Wer Nation und Patriotismus tabuisieren will, der bewirkt höchstens, dass beides in die Hände von Extremisten fällt.“ Einen solchen Satz können sich nicht viele Intellektuelle leisten. Aber weil Hans Maier ein hochintegerer Konservativer ist, liest man seinen Satz mit Interesse.
Die Folgen des Dritten Reichs haben in Deutschland dazu geführt, dass das Intellektuelle eher auf der linken Seite des politischen Spektrums zu finden ist, von Cohn-Bendit bis Habermas. Da ist es dann wohltuend, den neuen Band mit Maiers Vorträgen aus mehreren Jahrzehnten zu lesen, den sein Verlag unter dem Titel „Deutschland – Wegmarken seiner Geschichte“ zu seinem 90. Geburtstag herausgebracht hat.
Weil die „Vaterlandsliebe im Dritten Reich schauerlich missbraucht“ worden sei, geht es Maier darum, neu zu verorten, wo dieses Deutschland in Europa heute seinen Platz finden kann. Denn „falsche Antithesen zu Hitler könnten leicht zu Hitlers späten Siegen werden“. Ein Nationalstaat sein zu wollen, bedeute immer auch, sich selber Grenzen aufzuerlegen. Wer dazu nicht mehr fähig sei – mit Blick auf die Abgründe der eigenen Geschichte – der werde dann von den anderen Nationen leicht als „potentielle Hegemonialmacht identifiziert“. Interessant!
Maier hat mit seinen 90 Jahren noch die Unmenschlichkeit des Dritten Reichs und die Brutalität des Zweiten Weltkriegs erlebt. Sein Erzählen in den Texten „Hitler und das Reich“ oder „Das ,Dritte Reich‘ im Visier seiner Gegner“ atmen den Geist dieser Zeugenschaft.
Eine andere Konstante im Leben und Arbeiten Maiers war die Auseinandersetzung mit Fragen von Religion und Staat, oder auch Konfession und Staat.

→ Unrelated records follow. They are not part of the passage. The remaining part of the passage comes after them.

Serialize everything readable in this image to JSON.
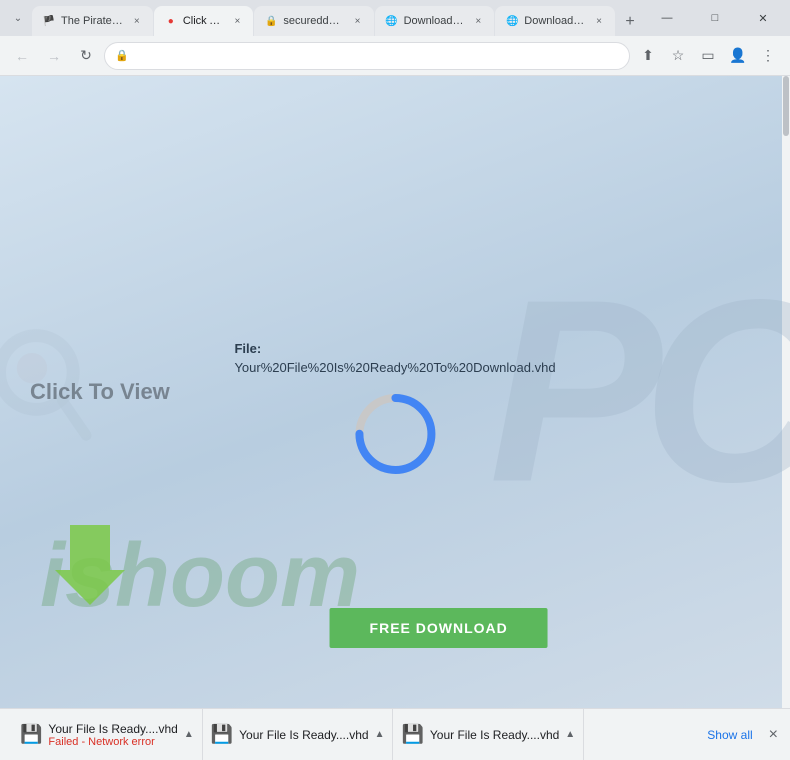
{
  "browser": {
    "tabs": [
      {
        "id": "tab1",
        "title": "The Pirate Ba...",
        "favicon": "🏴",
        "active": false,
        "close_label": "×"
      },
      {
        "id": "tab2",
        "title": "Click Allow",
        "favicon": "🔴",
        "active": true,
        "close_label": "×"
      },
      {
        "id": "tab3",
        "title": "secureddown...",
        "favicon": "🔒",
        "active": false,
        "close_label": "×"
      },
      {
        "id": "tab4",
        "title": "Download Re...",
        "favicon": "📄",
        "active": false,
        "close_label": "×"
      },
      {
        "id": "tab5",
        "title": "Download Re...",
        "favicon": "📄",
        "active": false,
        "close_label": "×"
      }
    ],
    "new_tab_label": "+",
    "window_controls": {
      "minimize": "—",
      "maximize": "□",
      "close": "✕"
    },
    "chevron_label": "⌄",
    "nav": {
      "back": "←",
      "forward": "→",
      "reload": "↻",
      "address": "",
      "lock_icon": "🔒"
    },
    "toolbar": {
      "share": "⬆",
      "bookmark": "☆",
      "browser_menu": "⋮",
      "cast": "▭",
      "profile": "👤"
    }
  },
  "page": {
    "background_text": "PC",
    "watermark_text": "ishoom",
    "click_to_view": "Click To View",
    "file_label": "File:",
    "file_name": "Your%20File%20Is%20Ready%20To%20Download.vhd",
    "spinner": {
      "progress": 75,
      "size": 90,
      "stroke_width": 8,
      "color_active": "#4285f4",
      "color_inactive": "#bdc1c6"
    },
    "download_button_label": "FREE DOWNLOAD"
  },
  "download_bar": {
    "items": [
      {
        "id": "dl1",
        "name": "Your File Is Ready....vhd",
        "status": "Failed - Network error",
        "icon": "💾"
      },
      {
        "id": "dl2",
        "name": "Your File Is Ready....vhd",
        "status": "",
        "icon": "💾"
      },
      {
        "id": "dl3",
        "name": "Your File Is Ready....vhd",
        "status": "",
        "icon": "💾"
      }
    ],
    "show_all_label": "Show all",
    "close_label": "×"
  }
}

Auch das liest man gerne in seiner Beschäftigung mit dem Thema Säkularisation oder auch dem Text „Vom Zusammenleben der Religionen in Deutschland“.
Dass sich Maier in einem eigenen Kapitel mit Goethes Aneignung des Faust-Stoffes beschäftigt, zeigt abermals, wie speziell dieser Stoff für die deutsche Literaturgeschichte ist. Wenn er Goethes Faust am Ende in dessen Urvertrauen auf die Ordnung dieser Welt als „symbolische Bedeutung für die Weltzuwendung des Christentums in der Neuzeit“ in die Nähe des christlichen Glaubens rückt, hat er sicher nicht ganz unrecht.
Goethe allerdings hätte einer solchen Deutung wohl eher widersprochen! Aber wir wissen ja: Die Selbstinterpretation von Literaten ist nur ein Aspekt dessen, was geschrieben steht.
Maiers Buch „Deutschland – Wegmarken seiner Geschichte (C.H. Beck, 206 S., 25 Euro) sei herzlich empfohlen.